Der Weltfrauentag geht alle an

...warum sich auch Männer zu Wort melden sollen

Am 08. März ist Internationaler Frauentag. Er entstand im Kampf von Frauen um Gleichberechtigung und um das Frauenwahlrecht. In den christlichen Kirchen wird zwar auf der biblischen Grundlage die gleiche Würde von Frauen und Männern betont, mit der daraus folgenden Gerechtigkeit zwischen den Geschlechtern aber ist es noch nicht weit her.

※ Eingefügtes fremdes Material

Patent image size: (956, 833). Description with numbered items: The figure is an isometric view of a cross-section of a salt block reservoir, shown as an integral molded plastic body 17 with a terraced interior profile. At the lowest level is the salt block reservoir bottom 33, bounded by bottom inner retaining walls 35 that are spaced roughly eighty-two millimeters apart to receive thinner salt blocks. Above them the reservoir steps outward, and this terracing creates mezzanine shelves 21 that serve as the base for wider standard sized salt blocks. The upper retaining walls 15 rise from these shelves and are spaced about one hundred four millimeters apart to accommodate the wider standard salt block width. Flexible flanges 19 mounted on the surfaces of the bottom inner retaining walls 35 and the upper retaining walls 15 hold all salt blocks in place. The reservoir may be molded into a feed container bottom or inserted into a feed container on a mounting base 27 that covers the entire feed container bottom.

Viele engagierte Theologinnen, aber auch Theologen – nicht nur in der sogenannten Feministischen Theologie – bemühen sich seit Jahren um mehr Sensibilität und ein stärkeres Bewusstsein der immer noch zahlreichen Diskriminierungen.

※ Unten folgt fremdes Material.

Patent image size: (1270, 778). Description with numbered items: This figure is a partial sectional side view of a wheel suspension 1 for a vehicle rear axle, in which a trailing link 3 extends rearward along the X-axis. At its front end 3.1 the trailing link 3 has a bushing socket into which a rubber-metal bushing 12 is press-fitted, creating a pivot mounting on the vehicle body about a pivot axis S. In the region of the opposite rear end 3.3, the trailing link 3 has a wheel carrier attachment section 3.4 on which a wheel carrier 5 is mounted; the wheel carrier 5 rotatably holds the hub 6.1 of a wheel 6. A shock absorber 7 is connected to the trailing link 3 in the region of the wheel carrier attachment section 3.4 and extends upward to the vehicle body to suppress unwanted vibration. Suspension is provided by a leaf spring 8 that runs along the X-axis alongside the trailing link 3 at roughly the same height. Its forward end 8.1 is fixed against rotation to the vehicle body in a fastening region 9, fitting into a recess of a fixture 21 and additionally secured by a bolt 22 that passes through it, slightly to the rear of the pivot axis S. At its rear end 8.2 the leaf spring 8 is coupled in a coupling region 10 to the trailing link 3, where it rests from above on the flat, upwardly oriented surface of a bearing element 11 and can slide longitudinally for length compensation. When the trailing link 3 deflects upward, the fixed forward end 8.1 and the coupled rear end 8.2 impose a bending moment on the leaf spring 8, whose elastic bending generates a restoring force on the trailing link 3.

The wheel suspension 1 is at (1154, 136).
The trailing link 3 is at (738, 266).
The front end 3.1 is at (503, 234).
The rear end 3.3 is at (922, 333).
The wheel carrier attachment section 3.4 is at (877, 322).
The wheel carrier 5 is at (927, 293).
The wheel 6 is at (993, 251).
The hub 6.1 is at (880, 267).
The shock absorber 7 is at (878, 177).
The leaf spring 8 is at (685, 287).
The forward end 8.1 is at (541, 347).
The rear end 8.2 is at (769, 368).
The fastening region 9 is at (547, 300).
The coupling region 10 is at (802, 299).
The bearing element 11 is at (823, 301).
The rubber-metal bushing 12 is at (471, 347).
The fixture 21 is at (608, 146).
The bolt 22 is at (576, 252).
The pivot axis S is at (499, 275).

Dabei geht es letztlich um das Bewusstsein, dass Frauen wie Männern in gleicher Weise das gemeinsame Menschsein geschenkt ist, auch wenn es sich in verschiedener Weise ausprägt.

In der täglichen Arbeit pallottinischer Brüder und Patres spielen die Rechte von Mädchen und Frauen heute vor allem in der Missionsarbeit eine wichtige Rolle. Dabei ist Vinzenz Pallottis Gottes- und Menschenbild ganz im Sinne eines gleichberechtigten Miteinanders von Frauen und Männern interpretierbar.

Frauen wie Männer haben ja nach Pallotti einfach aufgrund ihres Menschseins in gleicher Weise an den Attributen Gottes teil und sind deshalb heilig, gütig, vollkommen, barmherzig, liebevoll, rein, unfassbar und – auch das ist ein Aspekt – von Gott her wesenhaft zum Miteinander und zum gemeinsamen Handeln befähigt. Zusammenarbeit ist nach Pallotti die „größte der Eigenschaften Gottes“.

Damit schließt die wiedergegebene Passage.